Adressé cette semaine à tous les responsables politiques, cet «Appel au droit à bien manger» est aussi un coup de gueule et un cri d’alarme. Et le fait que plusieurs des chefs les mieux notés et les plus étoilés de ce coin de pays prennent le temps de se réunir un vendredi, entre le service de midi et celui du soir, pour en parler, prouve à la fois leur engagement personnel et l’urgence de la situation. Cet appel, qu’une centaine de professionnels – cuisiniers, vignerons, maraîchers, entre autres personnes soucieuses de bien et de mieux vivre – ont déjà signé, débute par un constat: «Tandis qu’une frange privilégiée de la population a accès à une éducation au goût et à des produits de qualité, la majorité des citoyens est soumise à un paysage de consommation dicté par l’industrie agroalimentaire.»
Et conclut par une demande simple et claire: que soit «instaurée une véritable éducation du goût dans les écoles publiques» et que soient prises «des mesures dans les domaines agricoles, alimentaires, culinaires et éducatifs, pour soutenir et développer le droit de tous au bien-manger».

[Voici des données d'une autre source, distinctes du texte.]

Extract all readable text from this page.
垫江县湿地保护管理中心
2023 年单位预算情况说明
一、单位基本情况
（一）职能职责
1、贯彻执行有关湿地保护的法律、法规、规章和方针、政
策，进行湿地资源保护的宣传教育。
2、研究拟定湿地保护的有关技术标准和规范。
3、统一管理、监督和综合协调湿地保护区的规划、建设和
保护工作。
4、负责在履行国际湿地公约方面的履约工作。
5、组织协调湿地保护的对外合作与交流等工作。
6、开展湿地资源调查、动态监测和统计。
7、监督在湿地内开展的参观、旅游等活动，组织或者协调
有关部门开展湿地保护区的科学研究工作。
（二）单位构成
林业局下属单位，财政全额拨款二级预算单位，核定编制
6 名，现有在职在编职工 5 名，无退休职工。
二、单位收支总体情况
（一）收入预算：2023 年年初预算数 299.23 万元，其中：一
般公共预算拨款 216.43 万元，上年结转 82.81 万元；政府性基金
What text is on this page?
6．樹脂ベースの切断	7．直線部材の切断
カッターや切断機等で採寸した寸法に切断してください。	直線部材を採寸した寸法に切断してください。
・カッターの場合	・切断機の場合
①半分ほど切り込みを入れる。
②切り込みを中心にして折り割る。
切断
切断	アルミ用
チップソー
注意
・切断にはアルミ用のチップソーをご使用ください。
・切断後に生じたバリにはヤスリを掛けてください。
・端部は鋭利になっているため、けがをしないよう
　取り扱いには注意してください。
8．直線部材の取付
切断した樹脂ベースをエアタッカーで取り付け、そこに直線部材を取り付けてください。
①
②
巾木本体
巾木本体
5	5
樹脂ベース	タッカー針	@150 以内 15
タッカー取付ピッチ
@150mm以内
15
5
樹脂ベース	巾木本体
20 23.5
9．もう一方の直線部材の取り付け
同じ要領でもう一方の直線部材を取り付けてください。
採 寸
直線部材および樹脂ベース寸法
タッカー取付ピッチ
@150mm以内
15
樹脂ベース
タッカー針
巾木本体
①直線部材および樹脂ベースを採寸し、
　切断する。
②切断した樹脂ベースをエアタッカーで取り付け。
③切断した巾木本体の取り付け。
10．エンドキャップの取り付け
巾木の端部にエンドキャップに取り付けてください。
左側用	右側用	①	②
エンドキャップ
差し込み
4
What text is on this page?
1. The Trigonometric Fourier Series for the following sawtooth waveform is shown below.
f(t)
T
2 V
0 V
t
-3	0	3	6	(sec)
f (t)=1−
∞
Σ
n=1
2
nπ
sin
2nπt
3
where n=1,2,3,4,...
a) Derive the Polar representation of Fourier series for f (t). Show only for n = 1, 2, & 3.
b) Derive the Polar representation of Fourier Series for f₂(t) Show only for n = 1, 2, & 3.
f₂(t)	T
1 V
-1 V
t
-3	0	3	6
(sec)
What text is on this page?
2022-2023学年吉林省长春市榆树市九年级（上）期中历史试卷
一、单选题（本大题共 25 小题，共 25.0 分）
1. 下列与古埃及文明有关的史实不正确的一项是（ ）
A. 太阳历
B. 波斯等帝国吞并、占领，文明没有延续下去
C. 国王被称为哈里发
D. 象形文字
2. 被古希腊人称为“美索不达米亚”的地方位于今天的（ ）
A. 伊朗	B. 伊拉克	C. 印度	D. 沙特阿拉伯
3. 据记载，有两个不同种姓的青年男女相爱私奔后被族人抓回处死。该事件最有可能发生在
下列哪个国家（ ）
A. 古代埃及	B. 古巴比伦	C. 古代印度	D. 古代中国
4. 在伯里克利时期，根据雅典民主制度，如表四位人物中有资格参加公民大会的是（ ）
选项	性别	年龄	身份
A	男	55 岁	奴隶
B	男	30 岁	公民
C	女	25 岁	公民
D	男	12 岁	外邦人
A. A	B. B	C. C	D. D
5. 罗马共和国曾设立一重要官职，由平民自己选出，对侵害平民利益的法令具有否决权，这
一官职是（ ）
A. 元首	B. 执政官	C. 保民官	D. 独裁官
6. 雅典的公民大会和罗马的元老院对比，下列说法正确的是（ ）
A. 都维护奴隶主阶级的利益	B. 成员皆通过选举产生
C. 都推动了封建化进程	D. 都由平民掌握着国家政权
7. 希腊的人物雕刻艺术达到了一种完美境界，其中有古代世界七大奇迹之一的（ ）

Pour Josef Zisyadis, président de Slow Food Suisse, cofondateur de la Semaine suisse du goût et qui œuvre à diffuser ce message, «les cuisiniers sont détenteurs du futur de l’alimentation et, parmi eux, le rôle des grands chefs est primordial. Ce sont des artisans, garants de la qualité des produits et conscients de la biodiversité alimentaire en train de disparaître. Ils sont nos alertes. Ils ont des choses à nous dire.»
Parole à Bernard Ravet, le doyen des 19 points GaultMillau (pour la 24e année consécutive en 2017!), et qui accueillait ses pairs à Vufflens-le-Château, dans son enchanteur Ermitage. «Le meilleur moyen d’enseigner, c’est bien sûr de donner l’exemple. Comme les parents mangent, les enfants mangent, ils ne font que répéter ce qu’ils ont vu.»
Ne pensez pas le grand chef fermé à toutes les modes du monde moderne; il se dit, au contraire, volontiers prêt à cuisiner un hamburger «à condition qu’il soit bien fait». Mais il rappelle aussi que «le problème des aliments préfabriqués, c’est qu’ils sont remplis de sucre, parce que c’est plus facile à vendre, et que ça masque les mauvais goûts. Un croque-monsieur, c’est comme une tartine de confiture! Avec mon fils Guy, qui travaille à mes côtés, nous avons vécu un exemple de l’absurdité de certaines situations.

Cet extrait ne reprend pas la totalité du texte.